In 1945, he was taken prisoner of war by the Red Army in Berlin and taken to the Soviet Union. On 26 August 1946 Schreiber gave evidence at the Nuremberg Trials in support of the Soviet Chief Prosecutor, Roman Rudenko. A recording of his testimony at the trial can be found at the online archive of the Imperial War Museum.[2] The transcript became part of Nuremberg proceedings against German major war criminals.[1]

The Soviets intended him to assume the position of Chief Medical Officer in the newly formed East German Police Force, the Volkspolizei. On 17 October 1948 he fled the Soviet Occupation Zone. After presenting himself to the Allied military authorities in West Berlin, who interrogated him, Schreiber was hired to work with the Counter Intelligence Corps. In her book Secret Agenda, Linda Hunt reveals that Schreiber was employed at Camp King, a large POW interrogation center in Oberursel, Germany.[3]

Emigration[edit]

He arrived in New York on Sep 17, 1951 on the USNS General Maurice Rose, (T-Ap216) with his wife Olga Conrad Schreiber, his son Paul-Gerhard Schreiber, and mother in-law Marie Conrad. The manifest of the ship does not list travel documents for them, but declares them to be "Paper Clips".[4]

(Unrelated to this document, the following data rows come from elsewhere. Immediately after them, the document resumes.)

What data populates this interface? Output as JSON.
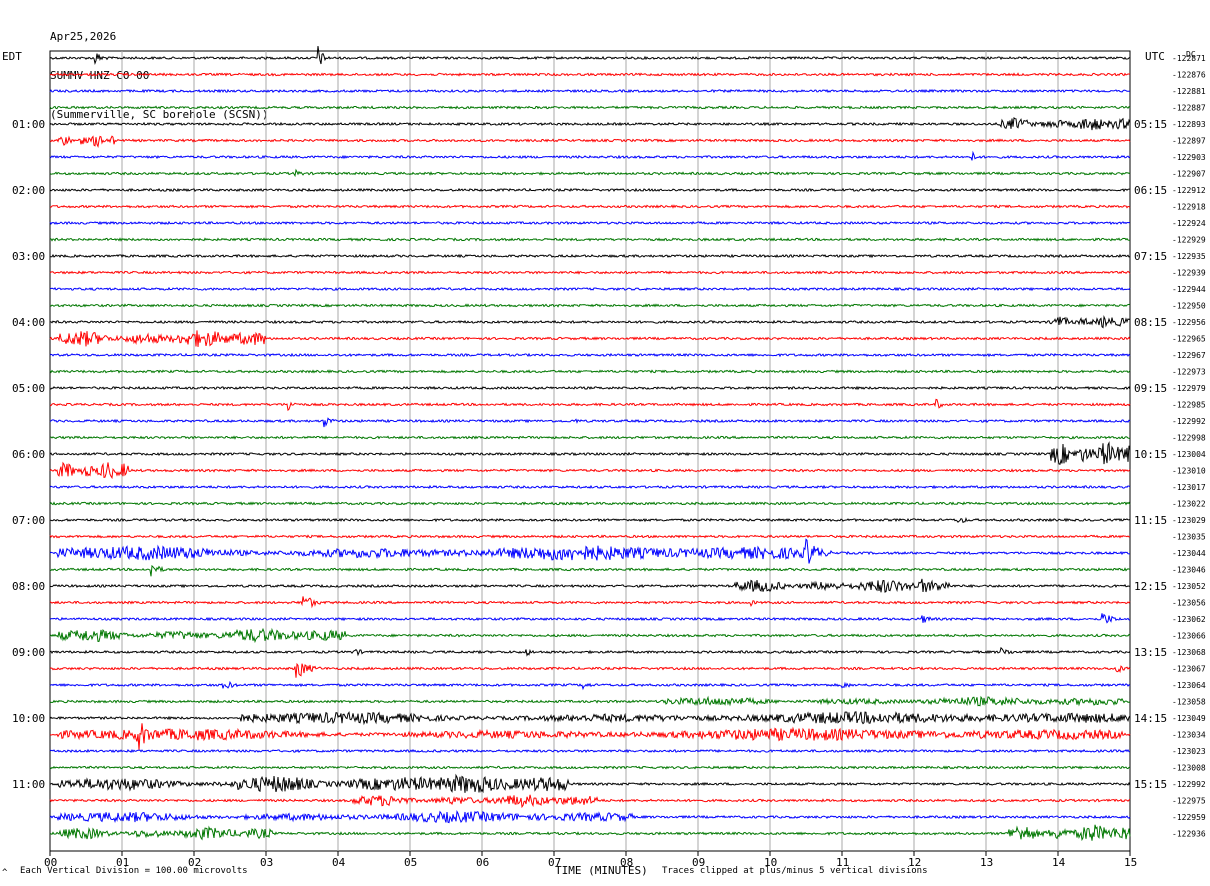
{
  "header": {
    "date": "Apr25,2026",
    "station": "SUMMV HNZ CO 00",
    "location": "(Summerville, SC borehole (SCSN))"
  },
  "left_zone": "EDT",
  "right_zone": "UTC",
  "dc_label": "DC",
  "footer": {
    "scale_text": "Each Vertical Division = 100.00 microvolts",
    "clip_text": "Traces clipped at plus/minus 5 vertical divisions",
    "corner_mark": "^"
  },
  "chart_data": {
    "type": "line",
    "title": "",
    "xlabel": "TIME (MINUTES)",
    "ylabel": "",
    "x_ticks": [
      "00",
      "01",
      "02",
      "03",
      "04",
      "05",
      "06",
      "07",
      "08",
      "09",
      "10",
      "11",
      "12",
      "13",
      "14",
      "15"
    ],
    "xlim": [
      0,
      15
    ],
    "trace_colors": [
      "#000000",
      "#ff0000",
      "#0000ff",
      "#007700"
    ],
    "left_hour_labels": [
      "01:00",
      "02:00",
      "03:00",
      "04:00",
      "05:00",
      "06:00",
      "07:00",
      "08:00",
      "09:00",
      "10:00",
      "11:00"
    ],
    "right_hour_labels": [
      "05:15",
      "06:15",
      "07:15",
      "08:15",
      "09:15",
      "10:15",
      "11:15",
      "12:15",
      "13:15",
      "14:15",
      "15:15"
    ],
    "trace_offsets": [
      "-122871",
      "-122876",
      "-122881",
      "-122887",
      "-122893",
      "-122897",
      "-122903",
      "-122907",
      "-122912",
      "-122918",
      "-122924",
      "-122929",
      "-122935",
      "-122939",
      "-122944",
      "-122950",
      "-122956",
      "-122965",
      "-122967",
      "-122973",
      "-122979",
      "-122985",
      "-122992",
      "-122998",
      "-123004",
      "-123010",
      "-123017",
      "-123022",
      "-123029",
      "-123035",
      "-123044",
      "-123046",
      "-123052",
      "-123056",
      "-123062",
      "-123066",
      "-123068",
      "-123067",
      "-123064",
      "-123058",
      "-123049",
      "-123034",
      "-123023",
      "-123008",
      "-122992",
      "-122975",
      "-122959",
      "-122936"
    ],
    "events": [
      {
        "trace": 0,
        "minute": 0.6,
        "amp": 3,
        "dur": 0.3
      },
      {
        "trace": 0,
        "minute": 3.7,
        "amp": 6,
        "dur": 0.2
      },
      {
        "trace": 4,
        "minute": 13.2,
        "amp": 2.2,
        "dur": 1.8
      },
      {
        "trace": 5,
        "minute": 0.1,
        "amp": 2,
        "dur": 0.8
      },
      {
        "trace": 6,
        "minute": 12.8,
        "amp": 2,
        "dur": 0.2
      },
      {
        "trace": 7,
        "minute": 3.4,
        "amp": 1.5,
        "dur": 0.3
      },
      {
        "trace": 11,
        "minute": 9.6,
        "amp": 1,
        "dur": 0.2
      },
      {
        "trace": 16,
        "minute": 13.9,
        "amp": 2,
        "dur": 1.1
      },
      {
        "trace": 17,
        "minute": 0.1,
        "amp": 2.8,
        "dur": 2.9
      },
      {
        "trace": 21,
        "minute": 3.3,
        "amp": 3,
        "dur": 0.2
      },
      {
        "trace": 21,
        "minute": 12.3,
        "amp": 2.5,
        "dur": 0.2
      },
      {
        "trace": 22,
        "minute": 3.8,
        "amp": 2.2,
        "dur": 0.3
      },
      {
        "trace": 22,
        "minute": 7.3,
        "amp": 1,
        "dur": 0.2
      },
      {
        "trace": 24,
        "minute": 13.9,
        "amp": 4,
        "dur": 1.1
      },
      {
        "trace": 25,
        "minute": 0.1,
        "amp": 3,
        "dur": 1
      },
      {
        "trace": 28,
        "minute": 12.6,
        "amp": 2,
        "dur": 0.3
      },
      {
        "trace": 30,
        "minute": 0.1,
        "amp": 2.5,
        "dur": 10.4
      },
      {
        "trace": 30,
        "minute": 10.5,
        "amp": 5,
        "dur": 0.5
      },
      {
        "trace": 31,
        "minute": 1.4,
        "amp": 3,
        "dur": 0.3
      },
      {
        "trace": 32,
        "minute": 9.5,
        "amp": 2.2,
        "dur": 3
      },
      {
        "trace": 32,
        "minute": 12.1,
        "amp": 3.5,
        "dur": 0.4
      },
      {
        "trace": 33,
        "minute": 3.5,
        "amp": 3.5,
        "dur": 0.4
      },
      {
        "trace": 33,
        "minute": 9.7,
        "amp": 2,
        "dur": 0.2
      },
      {
        "trace": 34,
        "minute": 12.1,
        "amp": 1.5,
        "dur": 0.5
      },
      {
        "trace": 34,
        "minute": 14.6,
        "amp": 2.8,
        "dur": 0.4
      },
      {
        "trace": 35,
        "minute": 0.1,
        "amp": 2.2,
        "dur": 4
      },
      {
        "trace": 36,
        "minute": 4.2,
        "amp": 2,
        "dur": 0.3
      },
      {
        "trace": 36,
        "minute": 6.6,
        "amp": 1.5,
        "dur": 0.3
      },
      {
        "trace": 36,
        "minute": 13.2,
        "amp": 1.5,
        "dur": 0.5
      },
      {
        "trace": 37,
        "minute": 3.4,
        "amp": 4,
        "dur": 0.5
      },
      {
        "trace": 37,
        "minute": 14.8,
        "amp": 2,
        "dur": 0.3
      },
      {
        "trace": 38,
        "minute": 2.4,
        "amp": 2,
        "dur": 0.4
      },
      {
        "trace": 38,
        "minute": 7.4,
        "amp": 1.5,
        "dur": 0.3
      },
      {
        "trace": 38,
        "minute": 11.0,
        "amp": 1.5,
        "dur": 0.3
      },
      {
        "trace": 39,
        "minute": 8.5,
        "amp": 1.5,
        "dur": 6.4
      },
      {
        "trace": 40,
        "minute": 2.6,
        "amp": 2,
        "dur": 12.4
      },
      {
        "trace": 41,
        "minute": 0.1,
        "amp": 2,
        "dur": 14.8
      },
      {
        "trace": 41,
        "minute": 1.2,
        "amp": 6,
        "dur": 0.5
      },
      {
        "trace": 44,
        "minute": 0.1,
        "amp": 2.2,
        "dur": 7.1
      },
      {
        "trace": 44,
        "minute": 2.6,
        "amp": 3,
        "dur": 4.6
      },
      {
        "trace": 45,
        "minute": 4.2,
        "amp": 2,
        "dur": 3.4
      },
      {
        "trace": 46,
        "minute": 0.1,
        "amp": 1.8,
        "dur": 8
      },
      {
        "trace": 47,
        "minute": 0.1,
        "amp": 2,
        "dur": 3
      },
      {
        "trace": 47,
        "minute": 13.3,
        "amp": 3,
        "dur": 1.7
      }
    ]
  }
}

Schreiber was subsequently taken to the United States as part of Operation Paperclip. On 7 October 1951 the New York Times reported that he was working at the Air Force School of Medicine at Randolph Air Force Base in Texas.

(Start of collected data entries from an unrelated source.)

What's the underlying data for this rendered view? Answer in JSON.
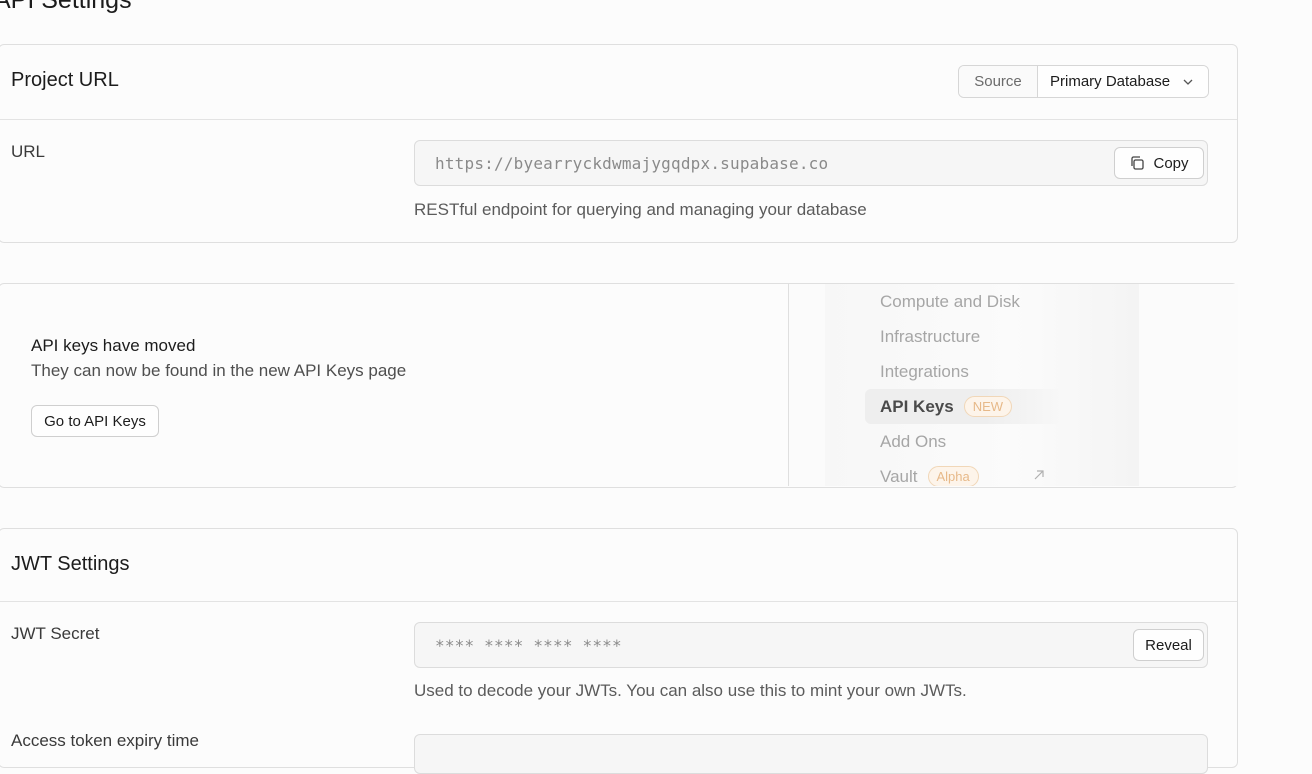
{
  "page": {
    "title": "API Settings"
  },
  "project_url": {
    "title": "Project URL",
    "source_label": "Source",
    "source_value": "Primary Database",
    "url_label": "URL",
    "url_value": "https://byearryckdwmajygqdpx.supabase.co",
    "copy_label": "Copy",
    "help": "RESTful endpoint for querying and managing your database"
  },
  "api_keys_moved": {
    "title": "API keys have moved",
    "subtitle": "They can now be found in the new API Keys page",
    "button_label": "Go to API Keys",
    "menu": [
      {
        "label": "Compute and Disk"
      },
      {
        "label": "Infrastructure"
      },
      {
        "label": "Integrations"
      },
      {
        "label": "API Keys",
        "badge": "NEW"
      },
      {
        "label": "Add Ons"
      },
      {
        "label": "Vault",
        "badge": "Alpha"
      }
    ]
  },
  "jwt": {
    "title": "JWT Settings",
    "secret_label": "JWT Secret",
    "secret_value": "**** **** **** ****",
    "reveal_label": "Reveal",
    "help": "Used to decode your JWTs. You can also use this to mint your own JWTs.",
    "expiry_label": "Access token expiry time"
  }
}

When journalist Drew Pearson publicized Schreiber's Nuremberg evidence in 1952, which showed he had assigned doctors to experiment on concentration camp prisoners and had made funds available for such experimentation, the negative publicity led the Joint Intelligence Objectives Agency to arrange "a visa and a job for Schreiber in Argentina, where his daughter Elisabeth was living." On 22 May 1952 he was flown to Buenos Aires.

In Argentina, he worked at an epidemiological laboratory. Some accounts suggest he subsequently moved to Paraguay and West Germany, while another claims he died in Italy in 1952.[5]

According to a family post at ancestry.com, he died on 5 September 1970 in San Carlos de Bariloche, Río Negro, Argentina.[6]